5. Conserva el color en las pieles oscuras
Para representar una piel oscura, no necesitas empezar cubriendo toda la cara de negro. Los marrones cálidos o neutros permiten construir una base con variaciones visibles. Después puedes profundizar algunas zonas y mantener otras más luminosas.
Imagina un retrato con luz lateral: aplica marrón cálido en la base, deja una capa ligera sobre el pómulo iluminado y refuerza con marrón profundo el lado opuesto del rostro. Un toque sutil de ocre puede variar la temperatura de la luz sin convertir la zona clara en una mancha blanca.
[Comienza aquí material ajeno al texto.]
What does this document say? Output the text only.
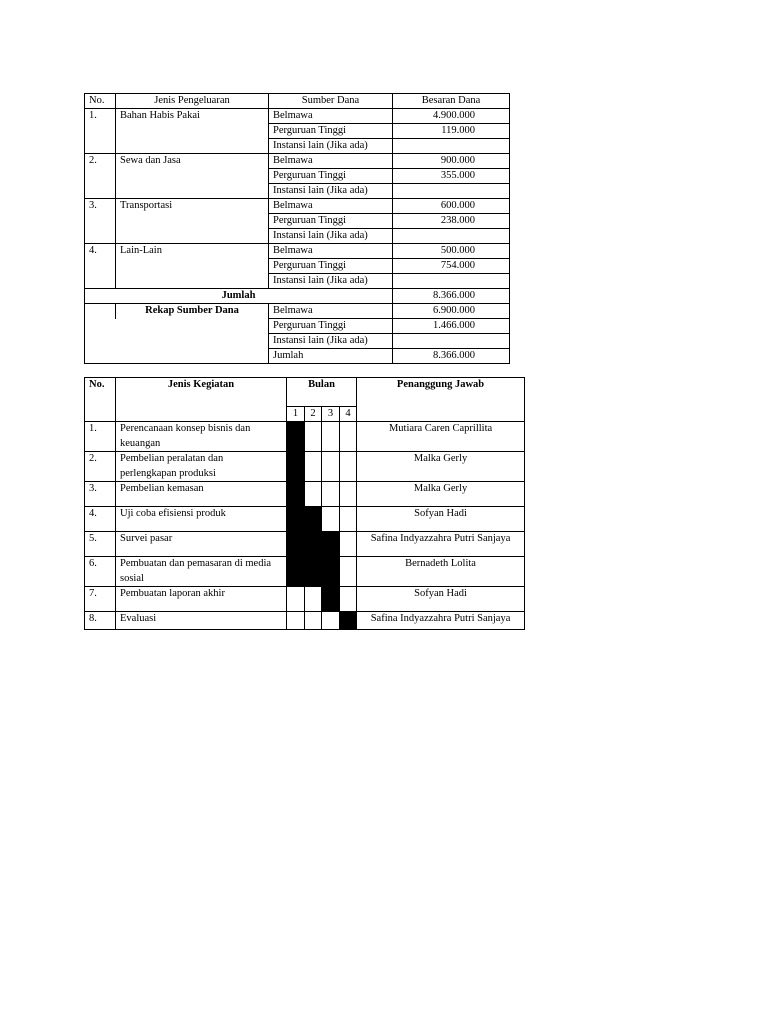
No.	Jenis Pengeluaran	Sumber Dana	Besaran Dana
1.	Bahan Habis Pakai	Belmawa	4.900.000
		Perguruan Tinggi	119.000
		Instansi lain (Jika ada)	
2.	Sewa dan Jasa	Belmawa	900.000
		Perguruan Tinggi	355.000
		Instansi lain (Jika ada)	
3.	Transportasi	Belmawa	600.000
		Perguruan Tinggi	238.000
		Instansi lain (Jika ada)	
4.	Lain-Lain	Belmawa	500.000
		Perguruan Tinggi	754.000
		Instansi lain (Jika ada)	
Jumlah			8.366.000
	Rekap Sumber Dana	Belmawa	6.900.000
		Perguruan Tinggi	1.466.000
		Instansi lain (Jika ada)	
		Jumlah	8.366.000
No.	Jenis Kegiatan	Bulan				Penanggung Jawab
		1	2	3	4	
1.	Perencanaan konsep bisnis dan keuangan					Mutiara Caren Caprillita
2.	Pembelian peralatan dan perlengkapan produksi					Malka Gerly
3.	Pembelian kemasan					Malka Gerly
4.	Uji coba efisiensi produk					Sofyan Hadi
5.	Survei pasar					Safina Indyazzahra Putri Sanjaya
6.	Pembuatan dan pemasaran di media sosial					Bernadeth Lolita
7.	Pembuatan laporan akhir					Sofyan Hadi
8.	Evaluasi					Safina Indyazzahra Putri Sanjaya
Compara los valores mientras avanzas. Una piel oscura puede tener reflejos luminosos y una piel clara puede tener sombras intensas. La diferencia entre luz y sombra depende también de la escena que estás imaginando, no solo del tono de base.
6. Integra ojos, labios y cuello con el conjunto
Reserva los detalles más pequeños para cuando el rostro tenga una base. Si oscureces mucho los ojos al principio, el resto de la cara puede parecer demasiado débil y llevarte a intensificarla más de lo que querías.
Los labios pueden partir de una mezcla relacionada con la paleta de la piel, con un matiz rosado, marrón o rojizo según tu intención. No tienen por qué ser rojo brillante. Del mismo modo, la parte clara del ojo puede recibir una sombra muy suave en lugar de quedar completamente blanca.
Trabaja también el cuello: si queda bajo la barbilla, una sombra coherente ayudará a conectarlo con la cabeza. Evita que la cara parezca un elemento separado por haber usado combinaciones completamente distintas sin una intención concreta.
7. Termina con una revisión tranquila de las transiciones
Aleja la página y comprueba si se reconoce la dirección de la luz. Si una sombra resulta demasiado brusca, intenta unir su borde con una capa ligera del tono de base. Si la piel se ve plana, refuerza solo una o dos zonas antes de oscurecer toda la cara.
Los libros de arte para colorear para adultos ofrecen una ocasión para explorar estas decisiones a tu ritmo. Puedes dedicar una sesión al rostro y dejar el cabello, la ropa o el fondo para otro momento.
Cada retrato permite descubrir una combinación diferente. Guarda tus muestras, anota qué lápices utilizaste y vuelve a probarlas cambiando la presión. Aprender a colorear la piel también significa ampliar la mirada: hay muchos tonos, muchas luces y muchas formas de interpretarlos.